Computer modeling, with reality behind it.
|The composter called the Phoenix and seen in this photo, handles two dry thrones, one on each floor above. This size model can easily handle double that including micro-flush toilets.
Since this change in the plans came late in the project, the owner chose to keep the floor plan she had and install a second composter on the other side of the infrastructure area. There is a limit to the side-distance from throne to composter to keep in mind, when you're designing this feature in from the start.
For bureaucratic reasons, they were to install an 'overflow' for the leachate though the likelihood of having any is basically nil. The load is so overdesigned, they don't anticipate having to empty the composter for a couple years. In the meantime the only maintenance is to crank the handles a half turn every once in a while. Everything else is designed in, including the fan and electric for air circulation and operation.
|There were a few clever and appealing bas relief designs sculpted into the natural plasters in various locations in the house, including in the throne room.
Personally, I'm not convinced I'd want a dry throne on the second floor. Although gravity conveniently takes all deposits decidedly downward, a water toilet constantly sweeps away errant material, as when your youngest has stomach flu and barely makes it to the throne room in time. That's life.
And even then, there's periodic brushing needed in the wet system. How do you handle that with a two-story drop for an upstairs dry throne? Your preferences are your own, I suppose. Maybe.
A friend of ours had a cat that liked to walk the narrow ledge around the bathtub, I wonder where the health department was on this one. Just seems like a total hazard. Definitely don't want one even on the first floor. Leave the lid up once and lose your cat. Oy! Meanwhile the bureaucrats are fixated on the appliance end where the system is radically overdesigned. If you had a hazard like this in your yard, there would be requirements for lids with serious bolts to ensure no one was injured. For this we pay taxes?

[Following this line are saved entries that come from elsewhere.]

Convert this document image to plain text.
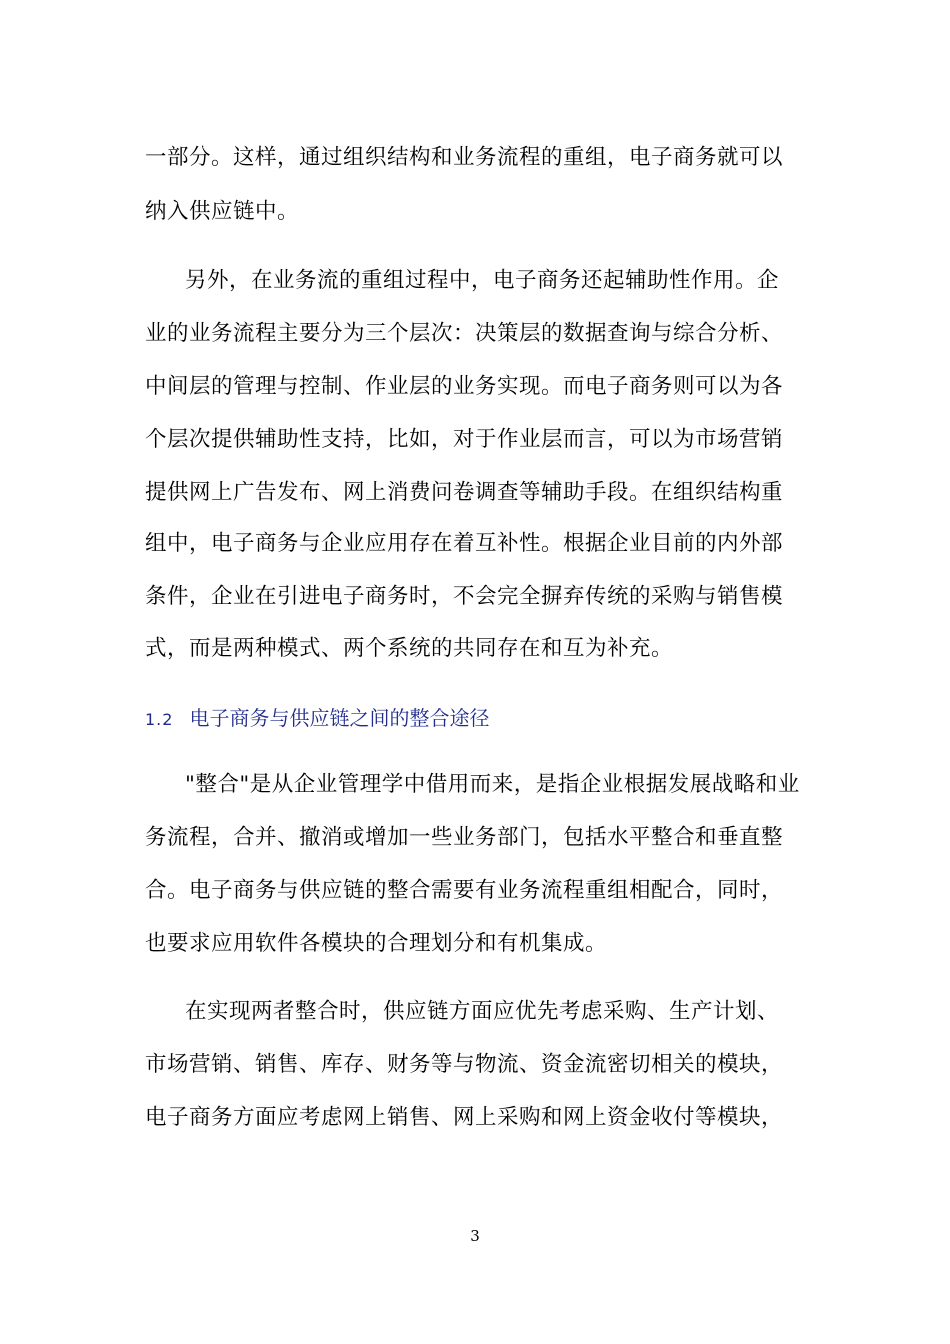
一部分。这样，通过组织结构和业务流程的重组，电子商务就可以
纳入供应链中。
另外，在业务流的重组过程中，电子商务还起辅助性作用。企
业的业务流程主要分为三个层次：决策层的数据查询与综合分析、
中间层的管理与控制、作业层的业务实现。而电子商务则可以为各
个层次提供辅助性支持，比如，对于作业层而言，可以为市场营销
提供网上广告发布、网上消费问卷调查等辅助手段。在组织结构重
组中，电子商务与企业应用存在着互补性。根据企业目前的内外部
条件，企业在引进电子商务时，不会完全摒弃传统的采购与销售模
式，而是两种模式、两个系统的共同存在和互为补充。
1.2 电子商务与供应链之间的整合途径
"整合"是从企业管理学中借用而来，是指企业根据发展战略和业
务流程，合并、撤消或增加一些业务部门，包括水平整合和垂直整
合。电子商务与供应链的整合需要有业务流程重组相配合，同时，
也要求应用软件各模块的合理划分和有机集成。
在实现两者整合时，供应链方面应优先考虑采购、生产计划、
市场营销、销售、库存、财务等与物流、资金流密切相关的模块，
电子商务方面应考虑网上销售、网上采购和网上资金收付等模块，
3
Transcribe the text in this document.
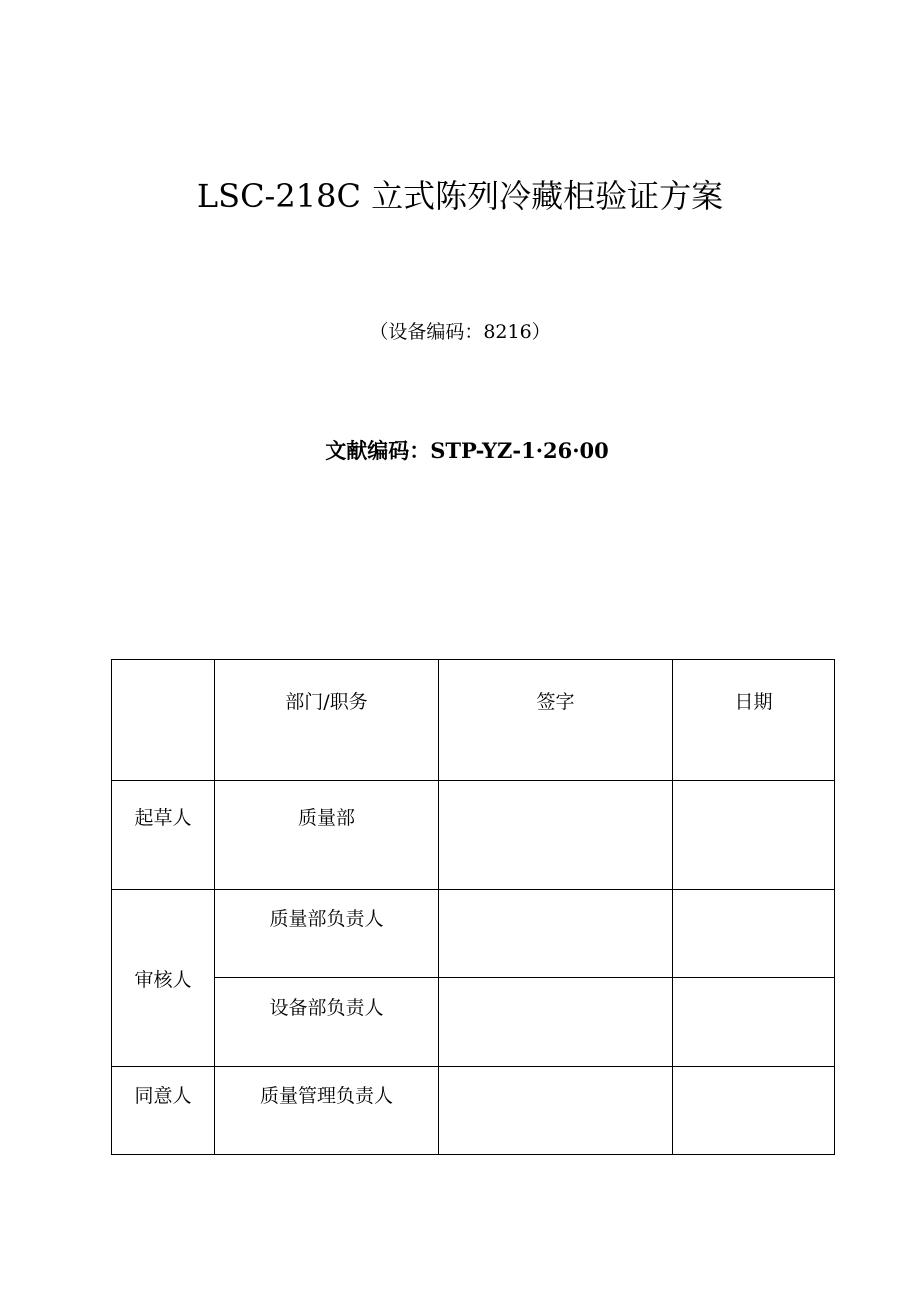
LSC-218C 立式陈列冷藏柜验证方案
（设备编码：8216）
文献编码：STP-YZ-1·26·00
	部门/职务	签字	日期
起草人	质量部		
审核人	质量部负责人		
	设备部负责人		
同意人	质量管理负责人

It's difficult to imagine getting tired of this game, when you can move your mindset from one exciting period to another, just by entering a different room. In one space you're in a setting hinting of Victorian ambitions. Later, you've been transported to somewhere French. Walk down the hall and you're heading for Western adventure.
Setting aside earlier comments about design as already said, and proceeding on the usual choices... The children's bedrooms were each customized to their individual interests and political statements. The younger child loved dragons and dungeons, choosing a loft type sleeping area and climbing structures. His triangular window was the perfect wing for his personal dragon. (Below)
There was still a great deal to do before it would be time to move in, including a solar, through-the-wall, convection oven, yet the home had the wonderful character that goes with self-contracting. Something no architecture firm or big builder will ever match however imposing their designs and marketing.